Why we Yell in Anger … (08/10/12)

There was once a gentle Saint who was visiting the river Ganges to bathe. He waded out a ways and then joyfully submerged himself, feeling deep gratitude and completely at Peace.

As he rose from the cool waters, he noticed a group of fa

mily members on the banks nearby, shouting at each other. He was initially saddened by their plight, and yet his frown soon turned to a calm smile, and he turned to his friends who had come with him that day and asked, “I wonder, why is it that people shout at each other in anger?”

His friends pondered this for a while in silence, until one of them said, “It is when we lose our inner calm that we shout.'”

The Saint smiled again and responded, “But then why do they shout when the other is right there next to them?”

The friends thought about this earnestly, and several looked as though they wanted to respond — yet and none of them offered an answer.

After a time, the Saint spoke softly and said, “When two people are angry at each other, their hearts become greatly distanced, and to bridge that separation they must shout to make themselves heard.

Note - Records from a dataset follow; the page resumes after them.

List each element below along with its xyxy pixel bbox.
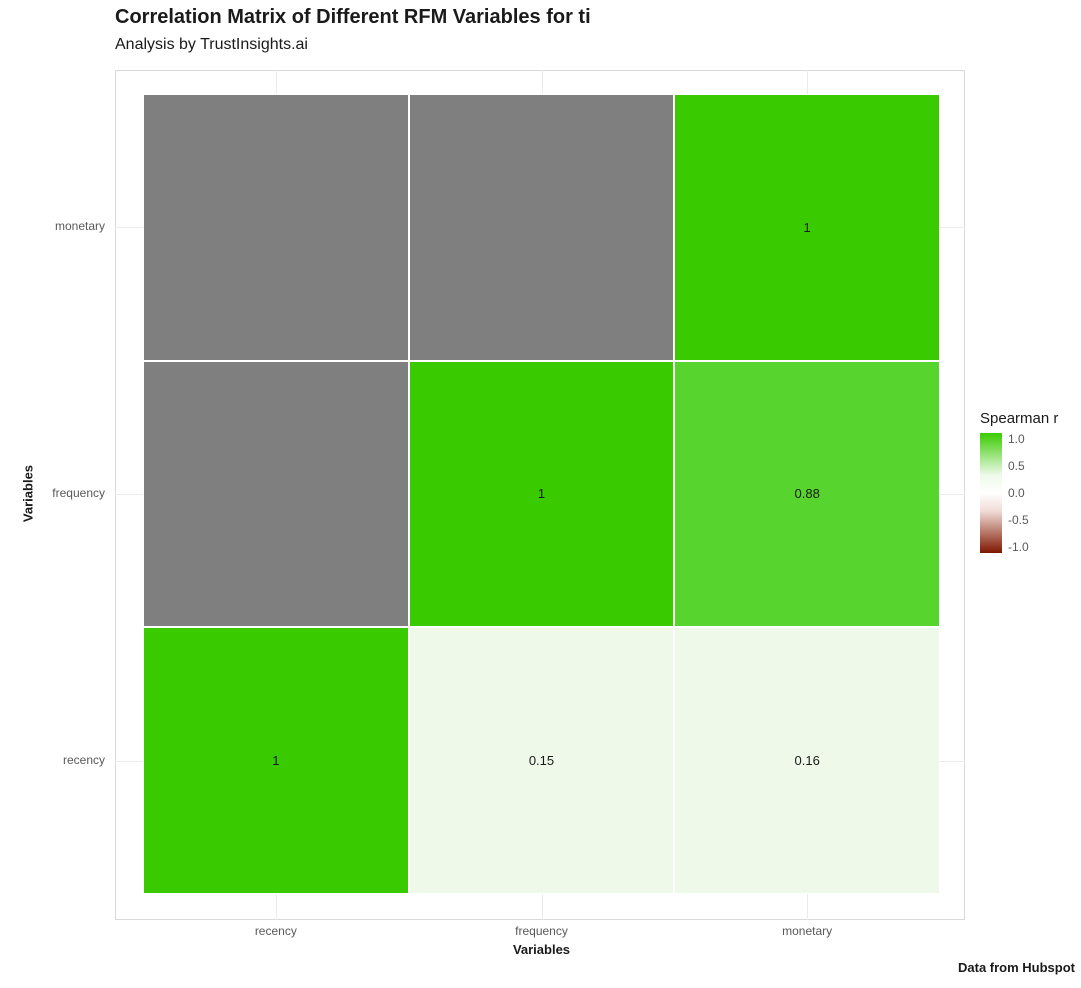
chart-caption: Data from Hubspot xyxy=(958,960,1075,975)
heatmap-cell xyxy=(143,94,409,361)
legend-tick-label: 0.0 xyxy=(1008,487,1029,499)
heatmap-grid: 110.8810.150.16 xyxy=(143,94,940,894)
heatmap-cell: 1 xyxy=(143,627,409,894)
legend-tick-label: -1.0 xyxy=(1008,541,1029,553)
legend-tick-label: -0.5 xyxy=(1008,514,1029,526)
legend-ticks: 1.0 0.5 0.0 -0.5 -1.0 xyxy=(1008,433,1029,553)
chart-title: Correlation Matrix of Different RFM Vari… xyxy=(115,6,591,29)
chart-container: Correlation Matrix of Different RFM Vari… xyxy=(0,0,1081,988)
x-axis-title: Variables xyxy=(143,942,940,957)
heatmap-cell: 0.88 xyxy=(674,361,940,628)
heatmap-cell xyxy=(409,94,675,361)
heatmap-cell: 0.15 xyxy=(409,627,675,894)
legend-colorbar xyxy=(980,433,1002,553)
x-tick-label: monetary xyxy=(747,924,867,938)
legend-tick-label: 1.0 xyxy=(1008,433,1029,445)
legend-title: Spearman r xyxy=(980,410,1058,427)
heatmap-cell: 1 xyxy=(674,94,940,361)
y-tick-label: recency xyxy=(5,753,105,767)
heatmap-cell: 0.16 xyxy=(674,627,940,894)
colorbar-legend: Spearman r 1.0 0.5 0.0 -0.5 -1.0 xyxy=(980,410,1058,553)
heatmap-cell: 1 xyxy=(409,361,675,628)
y-tick-label: frequency xyxy=(5,486,105,500)
chart-subtitle: Analysis by TrustInsights.ai xyxy=(115,36,308,54)
heatmap-cell xyxy=(143,361,409,628)
legend-bar-wrap: 1.0 0.5 0.0 -0.5 -1.0 xyxy=(980,433,1058,553)
legend-tick-label: 0.5 xyxy=(1008,460,1029,472)
x-tick-label: recency xyxy=(216,924,336,938)
x-tick-label: frequency xyxy=(482,924,602,938)
y-tick-label: monetary xyxy=(5,219,105,233)
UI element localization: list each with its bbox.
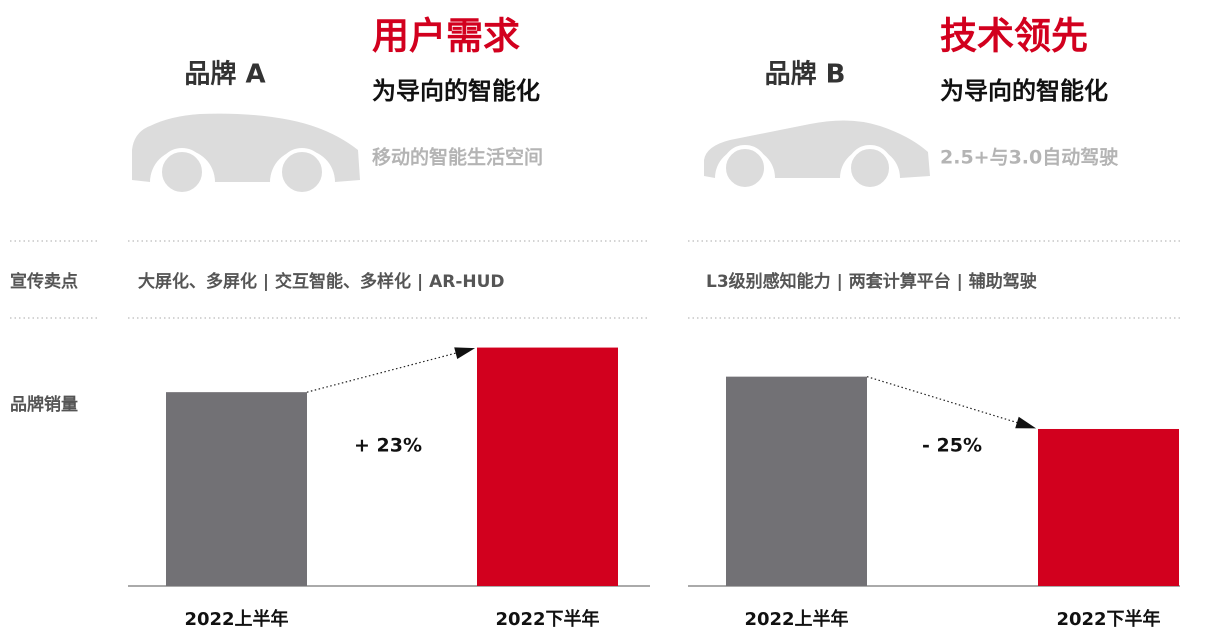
row-label: 宣传卖点 xyxy=(10,271,78,292)
headline: 用户需求 xyxy=(372,15,520,58)
arrow-head xyxy=(1015,417,1036,429)
trend-arrow xyxy=(307,353,458,393)
infographic: 宣传卖点 品牌销量 品牌 A 用户需求为导向的智能化移动的智能生活空间大屏化、多屏… xyxy=(0,0,1209,637)
subtitle: 为导向的智能化 xyxy=(940,77,1108,105)
x-tick-label: 2022下半年 xyxy=(495,608,599,630)
row-label: 品牌销量 xyxy=(10,394,78,415)
car-suv-icon xyxy=(132,114,360,194)
bar xyxy=(477,348,618,586)
change-annotation: - 25% xyxy=(922,435,982,457)
selling-points: L3级别感知能力 | 两套计算平台 | 辅助驾驶 xyxy=(706,271,1037,292)
trend-arrow xyxy=(867,377,1019,423)
car-sedan-icon xyxy=(704,120,930,189)
page: 宣传卖点 品牌销量 品牌 A 用户需求为导向的智能化移动的智能生活空间大屏化、多屏… xyxy=(0,0,1209,637)
bar xyxy=(726,377,867,586)
brand-name: 品牌 B xyxy=(765,59,846,90)
selling-points: 大屏化、多屏化 | 交互智能、多样化 | AR-HUD xyxy=(138,271,505,292)
tagline: 2.5+与3.0自动驾驶 xyxy=(940,146,1118,169)
change-annotation: + 23% xyxy=(354,435,422,457)
x-tick-label: 2022下半年 xyxy=(1056,608,1160,630)
x-tick-label: 2022上半年 xyxy=(184,608,288,630)
tagline: 移动的智能生活空间 xyxy=(372,146,543,169)
x-tick-label: 2022上半年 xyxy=(744,608,848,630)
headline: 技术领先 xyxy=(940,15,1088,58)
arrow-head xyxy=(454,347,475,359)
subtitle: 为导向的智能化 xyxy=(372,77,540,105)
brand-name: 品牌 A xyxy=(184,59,265,90)
bar xyxy=(1038,429,1179,586)
bar xyxy=(166,392,307,586)
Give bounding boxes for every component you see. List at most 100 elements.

The angrier they are, the greater the gulf between them grows, and the louder they must shout for their hearts to hear each other.”

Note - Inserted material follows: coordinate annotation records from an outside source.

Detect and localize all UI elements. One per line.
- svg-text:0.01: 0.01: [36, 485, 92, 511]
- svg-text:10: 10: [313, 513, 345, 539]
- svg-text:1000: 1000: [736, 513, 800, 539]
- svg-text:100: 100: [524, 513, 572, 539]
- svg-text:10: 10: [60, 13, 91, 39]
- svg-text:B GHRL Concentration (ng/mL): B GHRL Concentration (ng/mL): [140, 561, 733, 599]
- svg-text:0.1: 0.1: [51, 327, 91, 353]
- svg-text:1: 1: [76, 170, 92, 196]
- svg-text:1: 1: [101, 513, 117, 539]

The friends sat awhile in silence, and considered this.

And then the Saint continued: “What happens when two people Love one another? They don’t shout at each other at all, but rather speak softly. They do so because their hearts are very close. The distance between them is very small … And when they Love each other even more, they do not need to speak at all, the distance between their hearts is almost nonexistent, and they only need to whisper as their Souls get closer & closer in Love … Finally, they move so close to each other that they don’t even need to whisper — they simply look at each other with appreciation, and then into each other with Love … In these moments, they have become One. They hear each other perfectly, and they feel that they are respected and heard — so there is no more need to shout.”

He looked from his friends to the angry family, and back again, and then he said, “So, my dear ones, when you disagree with another, avoid letting your hearts grow distant. Remain calm and utter words that are soft and Kind. Only this will keep the distance between you close enough that the other can one day find the Way back Home.”